The study by the National Institute of Economic and Social Research says the agreement would deliver a 70 billion-pound (USD 90 billion) blow to the UK Researchers said that the outlook is clouded by political and economic uncertainty.

"We would not expect economic activity to be boosted by the approval of the government's proposed Brexit deal," the group said.

The researchers based their prediction on the assumption that the UK would leave the bloc with a free trade agreement with the EU after a transition lasting until 2021 while negotiating new deals with other nations.

It said that higher "barriers to goods and services, trade and restrictions to migration," would force the economy to slow.

As politicians squabble over how and when Britain will leave the EU, Brexit is reshaping the economy.

Initially planned for March, Brexit was pushed back to Halloween and now is not likely to happen before



January.

Companies are meanwhile shifting investments, creating new supply chains and stockpiling goods to mitigate any damage that would occur from leaving the EU, with or without a deal.

The NIESR estimated that the economy was 2.5 per cent smaller than it would have been had Britain not voted in 2016 to leave the European Union.

The British government says it plans a different scenario than the one considered by the think tank.

"We are aiming to negotiate a comprehensive free trade agreement with the European Union, which is more ambitious than the standard free trade deal that NIESR has based its findings on," the Treasury department said in a statement.

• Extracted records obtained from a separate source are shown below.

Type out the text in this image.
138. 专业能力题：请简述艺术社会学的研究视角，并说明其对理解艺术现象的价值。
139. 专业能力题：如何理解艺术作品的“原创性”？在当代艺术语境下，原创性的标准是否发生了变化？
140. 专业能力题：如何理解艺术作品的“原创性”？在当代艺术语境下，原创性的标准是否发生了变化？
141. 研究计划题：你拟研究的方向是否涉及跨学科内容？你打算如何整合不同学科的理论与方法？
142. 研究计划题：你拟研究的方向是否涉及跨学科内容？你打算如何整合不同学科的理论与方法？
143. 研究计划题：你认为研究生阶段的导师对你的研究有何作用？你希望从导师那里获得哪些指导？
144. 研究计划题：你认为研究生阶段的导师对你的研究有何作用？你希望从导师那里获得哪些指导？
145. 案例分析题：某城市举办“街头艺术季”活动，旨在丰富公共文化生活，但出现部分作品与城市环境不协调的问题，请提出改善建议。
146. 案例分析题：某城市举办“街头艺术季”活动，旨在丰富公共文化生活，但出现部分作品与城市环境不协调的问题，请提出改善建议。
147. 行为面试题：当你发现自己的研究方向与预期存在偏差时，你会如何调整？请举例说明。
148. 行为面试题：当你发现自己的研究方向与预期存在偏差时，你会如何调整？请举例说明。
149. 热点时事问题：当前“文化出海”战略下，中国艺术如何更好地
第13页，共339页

The research suggested a no-deal Brexit would cause an even greater loss to the economy, with a 5.6 per cent blow to GDP.

Liberal Democrat Brexit spokesman Tom Brake said the figures "come as no surprise".

"The Tories' obsession with Brexit at any cost puts our future prosperity at risk," he said. "It is unconscionable that any government would voluntarily adopt a policy that would slow economic growth for years to come.